Bill would reflect changes in agriculture

March 7, 2013 

The state of Washington has always placed a high value on farmland preservation. It has an opportunity to continue that history during the 2013 session.

More than 40 years ago, the Legislature enacted a constitutional amendment specifying that farm and agricultural lands should be valued differently from other land, “because it is in the best interest of the state to maintain, preserve, conserve and otherwise continue in existence adequate open space lands for the production of food ...” according to the resulting law.

The 53rd Amendment essentially declares that agriculture is the highest and best use of land being farmed. It rewards farmers by lowering the property tax rate on farmland, directing it to be assessed on its “current use,” rather than at fair market value.

Lawmakers created this financial incentive to keep farmers farming, at a time when agricultural lands were rapidly being lost to development. That’s true today, as it was in 1968.

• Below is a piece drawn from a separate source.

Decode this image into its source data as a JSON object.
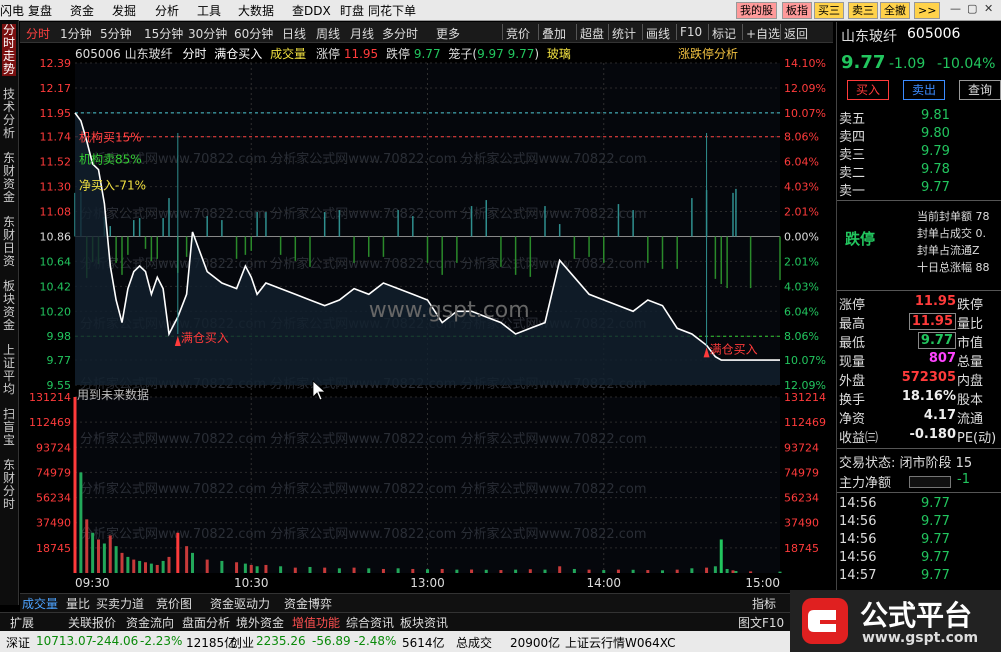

But times have changed in other ways, and House Bill 1437 would update the law to recognize the growing local food movement and support the continued viability of small farms.

Co-sponsored by South Sound legislators Rep. Chris Reykdal and Rep. Kathy Haigh, the bill – which is receiving strong bipartisan support – would wisely extend all the favorable tax treatments to small and very small farms.

This important change will help small farmers stay in business, and will keep farmland affordable for new farmers, both young growers and those seeking new careers.

The original law divided farmers into two classes based on size: large farms with 20 acres and more, and smaller farms. All the land on large farms, including the farmer’s residence, received the preferential tax treatment. But a one-acre box was drawn around the residences of small farmers and taxed at fair market value.

State lawmakers designed the law to prevent abuse by those who might claim the lower property tax rate, but were not genuinely farming. It was an appropriate caveat at the time, but did not envision the economic pressures it would place on today’s small farms, which are located in urbanizing areas and along transportation corridors.

Small farmers in 2013 often grow, process and distribute food on fewer than 5 acres, and sell at farmers markets or local stores and restaurants, and often donate portions of their fresh products to local food banks.

Extending the tax advantage to small farms will allow them to go hoe-to-hoe with larger farms, and provide affordable products being sought by the local food community.

The original version of House Bill 1437 applied the changes statewide. But to achieve broad bipartisan support – it moved out of the House Finance Committee on a 12-to-1 vote – it was amended to apply the home site tax treatment to a pilot project only in Thurston County.

That’s unfortunate, because small farms all over the state are under economic pressure to survive, and they are growing in importance to their surrounding communities.

We would have preferred the Legislature proactively fixed a 45-year-old law that doesn’t reflect today’s farming environment, rather than a delay that puts more small farmers at risk.

We’re confident, however, that the Joint Legislative Audit and Review Committee assigned to evaluate the effects of the bill will identify its positive impact and recommend expansion to the other 38 counties next year.